Data released by the U.S. Energy Information Administration (EIA) on Wednesday morning showed a surprise 2.6 million barrel draw in crude inventories. Analysts had expected a 2.5 million barrel build.
"A few things happened," said Jim Ritterbusch, president of Ritterbusch and Associates, referring to the data released by the EIA.
"Crude imports dropped by half a million barrels per day, that contributed to the draw. We saw refinery runs increase more than expected by around 400,000 barrels per day so that ate up a lot of crude. And exports were up slightly," he said.
Gasoline stocks fell by 1.7 million barrels, compared with analysts' expectations in a Reuters poll for a 2.0 million barrels drop. Distillate stockpiles, which include diesel and heating oil, fell by 2.0 million barrels, versus expectations for a 1.7 million barrels drop, the EIA data showed.

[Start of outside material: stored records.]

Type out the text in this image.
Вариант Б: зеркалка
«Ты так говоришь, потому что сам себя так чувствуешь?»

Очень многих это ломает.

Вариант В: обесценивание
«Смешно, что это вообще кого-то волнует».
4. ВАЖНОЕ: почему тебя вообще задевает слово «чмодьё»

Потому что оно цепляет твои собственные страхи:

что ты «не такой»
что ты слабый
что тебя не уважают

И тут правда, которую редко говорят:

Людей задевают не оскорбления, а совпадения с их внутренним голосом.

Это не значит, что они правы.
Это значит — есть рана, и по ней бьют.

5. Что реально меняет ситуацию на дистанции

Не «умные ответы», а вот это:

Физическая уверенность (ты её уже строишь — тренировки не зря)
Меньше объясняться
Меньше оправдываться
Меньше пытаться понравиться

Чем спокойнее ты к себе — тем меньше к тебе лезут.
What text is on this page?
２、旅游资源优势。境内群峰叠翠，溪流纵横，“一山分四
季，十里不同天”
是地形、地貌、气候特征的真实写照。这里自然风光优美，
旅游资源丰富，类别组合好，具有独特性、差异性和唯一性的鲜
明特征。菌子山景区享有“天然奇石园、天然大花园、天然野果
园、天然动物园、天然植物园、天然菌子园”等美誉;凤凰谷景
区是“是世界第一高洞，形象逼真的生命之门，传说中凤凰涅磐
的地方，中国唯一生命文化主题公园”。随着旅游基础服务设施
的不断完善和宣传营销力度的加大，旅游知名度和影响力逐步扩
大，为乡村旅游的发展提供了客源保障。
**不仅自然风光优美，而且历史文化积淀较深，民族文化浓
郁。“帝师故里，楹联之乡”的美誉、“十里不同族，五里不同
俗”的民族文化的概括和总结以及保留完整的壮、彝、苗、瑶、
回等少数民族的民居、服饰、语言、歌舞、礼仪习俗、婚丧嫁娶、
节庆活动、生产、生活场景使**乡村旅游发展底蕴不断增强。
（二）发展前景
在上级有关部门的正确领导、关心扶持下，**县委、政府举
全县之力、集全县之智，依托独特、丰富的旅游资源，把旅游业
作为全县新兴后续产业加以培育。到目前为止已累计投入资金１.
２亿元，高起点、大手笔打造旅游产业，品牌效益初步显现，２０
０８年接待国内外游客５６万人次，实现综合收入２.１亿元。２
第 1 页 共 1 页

Norbert Ruecker, head of macro and commodity research at Swiss bank Julius Baer said seasonally low demand at the end of the northern hemisphere winter meant he had "a rather cautious near-term outlook on commodities."
Investors have been particularly wary of the steep rise in U.S. output, which has grown by more than 20 percent since mid-2016, to 10.41 million bpd, putting the United States on track to become the world's largest oil producer this year.
Saudi Arabia's Crown Prince Mohammed bin Salman on Tuesday arrived in Washington for a state visit, raising speculation the United States could reimpose sanctions on Iran, following renewed criticism of the 2015 nuclear deal.